1929 was much different and was a cause for much real change that ensured future prosperity (along with being an undamaged WW2 victor). The current stock market is not historically excessivley volatile. The crashing houseing market and credit crisis have yet to play out.
I recall the Carter admin as the gloomiest: something like 10% unemployment, 16% mortgages, gas lines, crime, Iran hostage, etc. It turned out to be the bottom, the beginning of a great bull market in both stocks and RE. Not a parallel to today, just an observation.
For China, they have 300M of their population that have acheived some degree of prosperity mostly dependent on a strong US economy. This segment exerts extreme pressure on their polical leaders for continuation.
I agree with your comment: “the real pain will come to the indulgent, self-entitled, complacent American who has never experienced real pain, suffering, shortages or severe unemployment . . .” (much like 1979).
I slightly favor a Republican administration, but from either side don’t underestimate the power of a charismatic president/admin. I’m not sure who that would be now (maybe Guilianni) but Bush just is not it(amoung other things). Regan, Clinton, Kennedy had it, compare to those who didn’t.

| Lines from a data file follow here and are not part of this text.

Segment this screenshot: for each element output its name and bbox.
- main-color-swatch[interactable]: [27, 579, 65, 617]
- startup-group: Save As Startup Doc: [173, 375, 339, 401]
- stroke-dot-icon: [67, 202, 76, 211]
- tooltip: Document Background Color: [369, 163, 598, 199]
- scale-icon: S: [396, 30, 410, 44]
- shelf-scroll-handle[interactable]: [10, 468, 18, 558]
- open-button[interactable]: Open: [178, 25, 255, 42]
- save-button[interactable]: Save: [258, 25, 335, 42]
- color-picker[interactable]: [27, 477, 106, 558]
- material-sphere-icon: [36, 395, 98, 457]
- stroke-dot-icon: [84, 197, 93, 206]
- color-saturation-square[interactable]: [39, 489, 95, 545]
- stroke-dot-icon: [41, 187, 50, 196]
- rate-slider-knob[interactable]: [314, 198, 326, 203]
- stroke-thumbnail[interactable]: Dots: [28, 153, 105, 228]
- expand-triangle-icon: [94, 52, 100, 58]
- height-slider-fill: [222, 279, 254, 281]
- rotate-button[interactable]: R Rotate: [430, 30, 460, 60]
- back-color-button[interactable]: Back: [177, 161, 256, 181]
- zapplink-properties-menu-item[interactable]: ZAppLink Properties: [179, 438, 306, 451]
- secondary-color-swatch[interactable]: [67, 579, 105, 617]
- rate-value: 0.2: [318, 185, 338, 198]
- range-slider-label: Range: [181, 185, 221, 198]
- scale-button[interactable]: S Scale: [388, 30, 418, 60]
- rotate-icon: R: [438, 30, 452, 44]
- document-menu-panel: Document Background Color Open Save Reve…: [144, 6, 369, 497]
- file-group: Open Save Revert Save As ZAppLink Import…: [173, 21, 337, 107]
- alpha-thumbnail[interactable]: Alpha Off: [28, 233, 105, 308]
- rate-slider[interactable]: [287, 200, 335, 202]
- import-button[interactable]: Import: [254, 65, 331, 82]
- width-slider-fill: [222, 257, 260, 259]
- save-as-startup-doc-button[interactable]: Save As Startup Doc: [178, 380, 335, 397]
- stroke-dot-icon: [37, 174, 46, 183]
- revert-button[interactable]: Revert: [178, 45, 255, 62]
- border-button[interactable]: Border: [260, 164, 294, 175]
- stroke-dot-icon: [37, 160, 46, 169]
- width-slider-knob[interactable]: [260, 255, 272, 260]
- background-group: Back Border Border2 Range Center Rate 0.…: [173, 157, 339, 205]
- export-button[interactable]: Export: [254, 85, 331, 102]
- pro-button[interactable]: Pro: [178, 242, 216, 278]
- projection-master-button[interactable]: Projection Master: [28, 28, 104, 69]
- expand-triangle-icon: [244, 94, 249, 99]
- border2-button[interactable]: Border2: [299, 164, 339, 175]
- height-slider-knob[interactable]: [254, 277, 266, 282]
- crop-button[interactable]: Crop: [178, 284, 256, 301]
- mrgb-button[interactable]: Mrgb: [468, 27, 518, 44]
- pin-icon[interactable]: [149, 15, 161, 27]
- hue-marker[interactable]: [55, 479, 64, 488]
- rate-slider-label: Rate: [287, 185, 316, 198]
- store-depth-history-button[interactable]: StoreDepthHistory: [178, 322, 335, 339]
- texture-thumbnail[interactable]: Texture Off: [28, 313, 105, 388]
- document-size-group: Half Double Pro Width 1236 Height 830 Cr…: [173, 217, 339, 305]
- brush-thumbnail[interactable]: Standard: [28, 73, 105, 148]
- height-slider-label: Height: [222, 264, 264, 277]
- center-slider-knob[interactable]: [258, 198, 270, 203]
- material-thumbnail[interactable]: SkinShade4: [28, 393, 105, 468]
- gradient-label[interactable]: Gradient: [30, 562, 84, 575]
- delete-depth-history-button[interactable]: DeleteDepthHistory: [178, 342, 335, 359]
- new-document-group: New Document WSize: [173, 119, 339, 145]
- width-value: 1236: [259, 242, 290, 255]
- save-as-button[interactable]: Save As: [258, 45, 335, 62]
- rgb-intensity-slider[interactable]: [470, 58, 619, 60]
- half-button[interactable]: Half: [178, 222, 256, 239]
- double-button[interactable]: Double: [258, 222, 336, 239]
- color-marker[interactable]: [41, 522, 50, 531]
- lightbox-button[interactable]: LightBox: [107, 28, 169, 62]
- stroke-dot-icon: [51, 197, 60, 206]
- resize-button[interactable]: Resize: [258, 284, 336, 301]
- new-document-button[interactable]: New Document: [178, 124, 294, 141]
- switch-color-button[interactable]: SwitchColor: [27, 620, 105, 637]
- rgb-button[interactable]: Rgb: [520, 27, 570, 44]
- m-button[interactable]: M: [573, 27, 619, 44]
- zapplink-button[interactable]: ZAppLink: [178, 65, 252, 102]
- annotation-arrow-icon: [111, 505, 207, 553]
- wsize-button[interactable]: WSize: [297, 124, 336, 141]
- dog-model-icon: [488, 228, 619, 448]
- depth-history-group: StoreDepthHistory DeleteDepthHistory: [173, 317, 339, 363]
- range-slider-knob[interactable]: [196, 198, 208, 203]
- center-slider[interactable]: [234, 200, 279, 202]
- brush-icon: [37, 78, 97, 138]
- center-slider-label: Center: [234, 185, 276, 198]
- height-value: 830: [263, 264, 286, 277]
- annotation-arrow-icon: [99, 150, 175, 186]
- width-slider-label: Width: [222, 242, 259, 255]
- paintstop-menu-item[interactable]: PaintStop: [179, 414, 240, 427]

On the dollar, check out: http://eh.net/hmit/exchangerates/ for a long term historical perspective. The relatively controlled (so-far) decline of the dollar is a good thing from my perspective. No country wants to see a collapsed dollar. A weaker dollar is great for our manufacturing, exports, jobs and why other countries build their products here (autos, etc). It is bad for China.
JWM – definately agree with you regarding the polically hamstrung military. Also, the Iraq war is a relatively cheap war to date in terms of our budget and gdp.
The gloom: Historically, all great dynasties have declined or collapsed, so ours is inevitable but when and how bad. Ours is based on capitalism and energy (oil). I say a real plan away from oil to nuke/solar/wind/geo/etc could delay our fate.